Chandhok set out the strategic balance teams face in that moment. Stopping under a Safety Car usually reduces the time penalty of a pit stop compared with pitting under green, and it hands drivers a fresh set of tyres that can deliver clear pace advantage later. By contrast, staying out preserves immediate track position and avoids a risky out-lap in traffic. McLaren opted for the latter, betting that clean air and tyre management would let Piastri protect the lead until a scheduled stop.
He broke the call into its component risks and rewards. The Safety Car delta — how much time is lost by stopping while the pack is circulating slowly — often makes pitting attractive. But the out-lap after a stop, especially rejoining amidst other cars, can cost time and tyre temperature, blunting the benefit of fresh rubber. Chandhok emphasised tyre warm-up differences between used and new sets: new tyres generally reach operating temperature faster and offer grip that can be exploited for undercuts or stronger middle stints.
In practice, rivals who did pit were able to use that extra grip to push harder and close laps, creating undercut opportunities or simply enjoying quicker runs while Piastri managed older tyres. Although McLaren’s decision preserved track position initially, it left Piastri vulnerable to cars on newer rubber once racing resumed — compromising his lap times and making defensive moves more difficult.

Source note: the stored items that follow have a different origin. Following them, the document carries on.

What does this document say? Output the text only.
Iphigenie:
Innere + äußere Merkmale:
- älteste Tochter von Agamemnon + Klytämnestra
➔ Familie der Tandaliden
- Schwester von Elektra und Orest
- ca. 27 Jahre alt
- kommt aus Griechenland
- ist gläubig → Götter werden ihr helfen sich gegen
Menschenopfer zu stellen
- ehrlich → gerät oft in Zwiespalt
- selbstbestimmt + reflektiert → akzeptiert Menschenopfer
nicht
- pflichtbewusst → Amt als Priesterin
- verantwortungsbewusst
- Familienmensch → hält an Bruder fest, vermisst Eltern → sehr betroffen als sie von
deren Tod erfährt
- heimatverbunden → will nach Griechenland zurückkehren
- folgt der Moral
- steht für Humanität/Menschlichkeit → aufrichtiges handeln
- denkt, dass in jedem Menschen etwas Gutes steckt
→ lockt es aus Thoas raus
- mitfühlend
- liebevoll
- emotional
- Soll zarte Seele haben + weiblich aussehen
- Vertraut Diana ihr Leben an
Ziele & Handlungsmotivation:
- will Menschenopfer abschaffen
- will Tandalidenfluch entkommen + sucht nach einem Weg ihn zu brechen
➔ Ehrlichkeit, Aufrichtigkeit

Chandhok judged the decision marginal but ultimately costly. He underlined that timing, on-track traffic during a potential pit stop and tyre compound choices all shaped the outcome, so this wasn’t a straightforward blunder. Instead, it was a high-stakes call that didn’t pay off. His conclusion: McLaren will need to comb through telemetry and simulation data to understand the margins and turn this into a learning moment rather than a simple mistake.